The term kiddie tax was introduced by the Tax Reform Act of 1986. The rules are intended to keep parents from shifting their investment income to their children to have it taxed at their child’s lower tax rate. In 2022 the law requires a child’s unearned income (generally dividends, interest, and capital gains) above $2,300 be taxed at their parent’s tax rate.
Who the Kiddie Tax Applies To
- Children under the age of 18
- Full-time students under the age of 24 and providing less than half of their own financial support
- Children with unearned incomes above $2,300
Who/What the Kiddie Tax Does NOT Apply To
- Earned income (wages and self-employed income from things like babysitting or paper routes)

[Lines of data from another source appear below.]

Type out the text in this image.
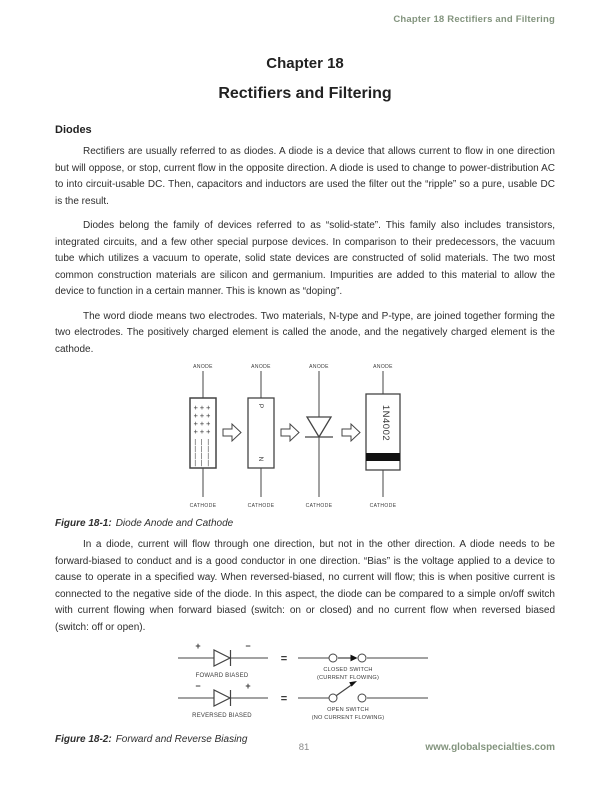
Chapter 18 Rectifiers and Filtering
Chapter 18
Rectifiers and Filtering
Diodes

Rectifiers are usually referred to as diodes. A diode is a device that allows current to flow in one direction but will oppose, or stop, current flow in the opposite direction. A diode is used to change to power-distribution AC to into circuit-usable DC. Then, capacitors and inductors are used the filter out the “ripple” so a pure, usable DC is the result.

Diodes belong the family of devices referred to as “solid-state”. This family also includes transistors, integrated circuits, and a few other special purpose devices. In comparison to their predecessors, the vacuum tube which utilizes a vacuum to operate, solid state devices are constructed of solid materials. The two most common construction materials are silicon and germanium. Impurities are added to this material to allow the device to function in a certain manner. This is known as “doping”.

The word diode means two electrodes. Two materials, N-type and P-type, are joined together forming the two electrodes. The positively charged element is called the anode, and the negatively charged element is the cathode.

ANODE
+++
+++
+++
+++
|||
|||
|||
|||
CATHODE
ANODE
P
N
CATHODE
ANODE
CATHODE
ANODE
1N4002
CATHODE

Figure 18-1: Diode Anode and Cathode

In a diode, current will flow through one direction, but not in the other direction. A diode needs to be forward-biased to conduct and is a good conductor in one direction. “Bias” is the voltage applied to a device to cause to operate in a specified way. When reversed-biased, no current will flow; this is when positive current is connected to the negative side of the diode. In this aspect, the diode can be compared to a simple on/off switch with current flowing when forward biased (switch: on or closed) and no current flow when reversed biased (switch: off or open).

+	−
FOWARD BIASED
=
CLOSED SWITCH
(CURRENT FLOWING)
−	+
REVERSED BIASED
=
OPEN SWITCH
(NO CURRENT FLOWING)

Figure 18-2: Forward and Reverse Biasing

81	www.globalspecialties.com
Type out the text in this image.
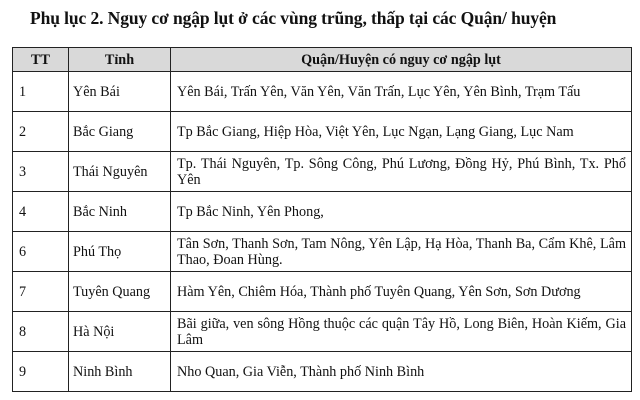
Phụ lục 2. Nguy cơ ngập lụt ở các vùng trũng, thấp tại các Quận/ huyện
TT	Tỉnh	Quận/Huyện có nguy cơ ngập lụt
1	Yên Bái	Yên Bái, Trấn Yên, Văn Yên, Văn Trấn, Lục Yên, Yên Bình, Trạm Tấu
2	Bắc Giang	Tp Bắc Giang, Hiệp Hòa, Việt Yên, Lục Ngạn, Lạng Giang, Lục Nam
3	Thái Nguyên	Tp. Thái Nguyên, Tp. Sông Công, Phú Lương, Đồng Hỷ, Phú Bình, Tx. Phổ Yên
4	Bắc Ninh	Tp Bắc Ninh, Yên Phong,
6	Phú Thọ	Tân Sơn, Thanh Sơn, Tam Nông, Yên Lập, Hạ Hòa, Thanh Ba, Cẩm Khê, Lâm Thao, Đoan Hùng.
7	Tuyên Quang	Hàm Yên, Chiêm Hóa, Thành phố Tuyên Quang, Yên Sơn, Sơn Dương
8	Hà Nội	Bãi giữa, ven sông Hồng thuộc các quận Tây Hồ, Long Biên, Hoàn Kiếm, Gia Lâm
9	Ninh Bình	Nho Quan, Gia Viễn, Thành phố Ninh Bình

- Children that are age 18 or older and have earnings providing more than half of their support
- Gifts received by your child during the year
How the Kiddie Tax Works
- The first $1,150 of unearned income is generally tax-free
- The next $1,150 of unearned income is taxed at the child’s (usually lower) tax rate
- The excess over $2,300 is taxed at the parent’s rate.
Tax Planning With the Kiddie Tax Rules
While your child’s unearned income above $2,300 is a problem, you will still want to leverage the tax advantage up to this amount. Here are some ideas:
- Maximize your lower tax investment options. Look for gains in your child’s investment accounts to maximize the use of your child’s kiddie tax threshold each year. You could consider selling stocks to capture your child’s investment gains and then buy the stock back later to establish a higher cost basis.
- Be careful where you report a child’s unearned income. Don’t automatically add your child’s unearned income to your tax return. It might inadvertently raise your taxes in surprising ways by reducing your tax benefits in other programs like the American Opportunity Credit.
- Leverage gift giving. If your children are not maximizing tax-free investment income each year, consider gifting funds to allow for unearned income up to the kiddie tax thresholds. Just be careful, as these assets can have an impact on a child’s financial aid when approaching college age years.
Properly managed, the kiddie tax rules can be used to your advantage. But be careful, this part of the tax code can create an unwelcome surprise if not handled properly.